Metadata-Version: 2.4
Name: quarto-tools
Version: 1.0.0
Summary: Utilities for working with Quarto projects (PDF TOC, trimmed BibTeX file, cross-reference audit.)
Author-email: Stephen J Mildehall <mynl@me.com>
License-Expression: MIT
Project-URL: Homepage, https://github.com/mynl/quarto_tools_project
Classifier: Development Status :: 4 - Beta
Classifier: Programming Language :: Python :: 3
Classifier: Programming Language :: Python :: 3.13
Requires-Python: >=3.13
Description-Content-Type: text/markdown
License-File: LICENSE
Requires-Dist: pandas>=2.2
Requires-Dist: greater-tables
Provides-Extra: dev
Requires-Dist: pytest>=8; extra == "dev"
Requires-Dist: ruff>=0.5; extra == "dev"
Dynamic: license-file

# quarto_tools

Utilities for working with Quarto projects in Python:

* build compact TikZ tables of contents from `.qmd` files,
* generate trimmed BibTeX files containing only the references used in the project,
* audit Quarto cross-references (labels and refs) across the project.

The tools share one core philosophy: operate directly on `.qmd`, `_quarto.yml`, and `.bib` files using simple Python logic, without heavy external parsers.
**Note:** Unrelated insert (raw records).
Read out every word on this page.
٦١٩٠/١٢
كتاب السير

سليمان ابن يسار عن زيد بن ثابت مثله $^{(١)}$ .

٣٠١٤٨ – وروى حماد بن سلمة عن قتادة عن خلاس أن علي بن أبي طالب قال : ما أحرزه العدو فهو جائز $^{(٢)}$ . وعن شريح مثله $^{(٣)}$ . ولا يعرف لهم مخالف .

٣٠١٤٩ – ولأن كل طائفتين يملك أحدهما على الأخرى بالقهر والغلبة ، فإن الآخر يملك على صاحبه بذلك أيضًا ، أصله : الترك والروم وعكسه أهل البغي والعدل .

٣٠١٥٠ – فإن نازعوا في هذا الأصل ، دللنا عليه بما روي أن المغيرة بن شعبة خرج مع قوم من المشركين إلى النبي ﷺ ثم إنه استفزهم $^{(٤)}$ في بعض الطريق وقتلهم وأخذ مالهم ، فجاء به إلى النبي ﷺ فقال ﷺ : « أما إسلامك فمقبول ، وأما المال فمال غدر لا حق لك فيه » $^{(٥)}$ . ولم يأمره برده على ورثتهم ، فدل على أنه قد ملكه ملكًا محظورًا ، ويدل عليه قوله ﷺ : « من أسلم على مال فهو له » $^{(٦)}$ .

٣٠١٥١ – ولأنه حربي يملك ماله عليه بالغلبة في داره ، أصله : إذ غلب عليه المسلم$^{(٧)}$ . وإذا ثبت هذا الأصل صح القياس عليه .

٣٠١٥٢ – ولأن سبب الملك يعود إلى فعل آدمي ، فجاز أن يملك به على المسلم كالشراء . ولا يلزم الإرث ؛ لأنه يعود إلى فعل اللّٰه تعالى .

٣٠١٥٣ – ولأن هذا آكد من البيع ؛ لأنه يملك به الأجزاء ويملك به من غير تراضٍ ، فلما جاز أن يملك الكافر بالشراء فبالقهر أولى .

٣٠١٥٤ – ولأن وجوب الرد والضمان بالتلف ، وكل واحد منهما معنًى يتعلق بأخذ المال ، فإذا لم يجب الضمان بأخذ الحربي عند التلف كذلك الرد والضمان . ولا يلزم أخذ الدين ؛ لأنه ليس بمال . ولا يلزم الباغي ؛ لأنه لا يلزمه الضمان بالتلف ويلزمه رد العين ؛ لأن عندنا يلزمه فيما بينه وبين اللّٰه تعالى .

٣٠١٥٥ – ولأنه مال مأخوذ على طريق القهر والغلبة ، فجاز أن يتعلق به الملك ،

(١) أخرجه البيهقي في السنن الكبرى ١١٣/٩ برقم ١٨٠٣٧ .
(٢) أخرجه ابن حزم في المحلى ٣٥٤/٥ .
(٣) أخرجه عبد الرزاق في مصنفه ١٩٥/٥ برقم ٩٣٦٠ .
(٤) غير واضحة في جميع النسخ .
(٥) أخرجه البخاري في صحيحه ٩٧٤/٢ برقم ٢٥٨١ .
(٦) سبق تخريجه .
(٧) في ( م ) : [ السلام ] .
Everything is fast and transparent.

## Features

### Project discovery

* Understands Quarto projects through `_quarto.yml` / `_quarto.yaml`.
* Can operate on a single `.qmd`, a directory of `.qmd` files, or an explicit project YAML file.
* Supports glob-style file patterns (`-g/--pattern`) and explicit file lists (`-f/--file`).

### Table of Contents (TOC)

* Extracts headings from `.qmd` files, ignoring code blocks.
* Respects Quarto project ordering.
* Produces compact TikZ output suitable for LaTeX.
* Supports configurable column widths, wrapping, level limits, and omit-lists.

### BibTeX trimming

* Discovers BibTeX files from project YAML and front matter.
* Extracts only citation keys actually used in `.qmd` files.
* Parses BibTeX via a simple custom reader into a pandas DataFrame.
* Removes noisy fields such as `abstract`, `file`, or `annote`.
* Filters links to keep likely-official sources (DOIs, publisher URLs).
* Writes a compact `.bib` and optionally a CSV dump of the DataFrame.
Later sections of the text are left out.